Table 31.4. Guidelines for Early Introduction of Peanut58
| Infant Clinical Criteria | Recommendations | Earliest Age of Peanut Introduction |
|---|---|---|
| Guideline 1: Severe eczema, egg allergy, or both | Strongly consider evaluation by serum IgE or skin prick testing, and if necessary, an oral food challenge. On the basis of test results, introduce infant-safe peanut-containing foods. | 4-6 mo |
| Guideline 2: Mild to moderate eczema | Introduce infant-safe peanut-foods. | Around 6 mo |
| Guideline 3: No eczema or any food allergy | Introduce infant-safe peanut-containing foods. | Age appropriate and in accordance with family preferences and cultural practices |
See Togias et al58 for full discussion of criteria, screening tests, and modality of introduction of peanut.
As a result of the publication of the LEAP trial54,56 and other additional reports,58,60,61,62,63,64,65,66 the AAP revised its clinical report in 2019 with new recommendations for dietary interventions for the prevention of food allergy.67 Recommendations68 emerging following the AAP guidelines have suggested that there is no protective benefit from the use of hydrolyzed formula. They also recommend that both peanut and egg should be introduced around 6 months after birth, but not before 4 months of age. These recommendations suggest that other allergens also be added to the diet in the same timeframe, and deemphasize allergy testing prior to introduction. There is also evidence to suggest that having a diverse diet is protective of food allergy.

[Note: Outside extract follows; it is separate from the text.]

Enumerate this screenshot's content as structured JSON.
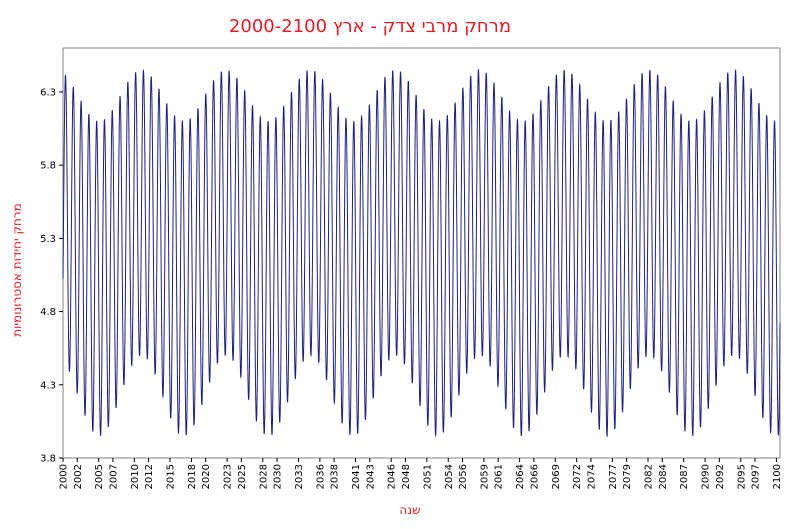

AAP Recommendations for Food Allergy Prevention Through Diet67
There is lack of evidence that maternal dietary allergen restrictions during pregnancy or lactation play a significant role in the prevention of food allergy.
There is no evidence that any duration of breastfeeding prevents or delays food allergy in infants and children.
There is no evidence that delaying the introduction of allergenic foods beyond 4 to 6 months prevents food allergy, including peanut, eggs, and fish.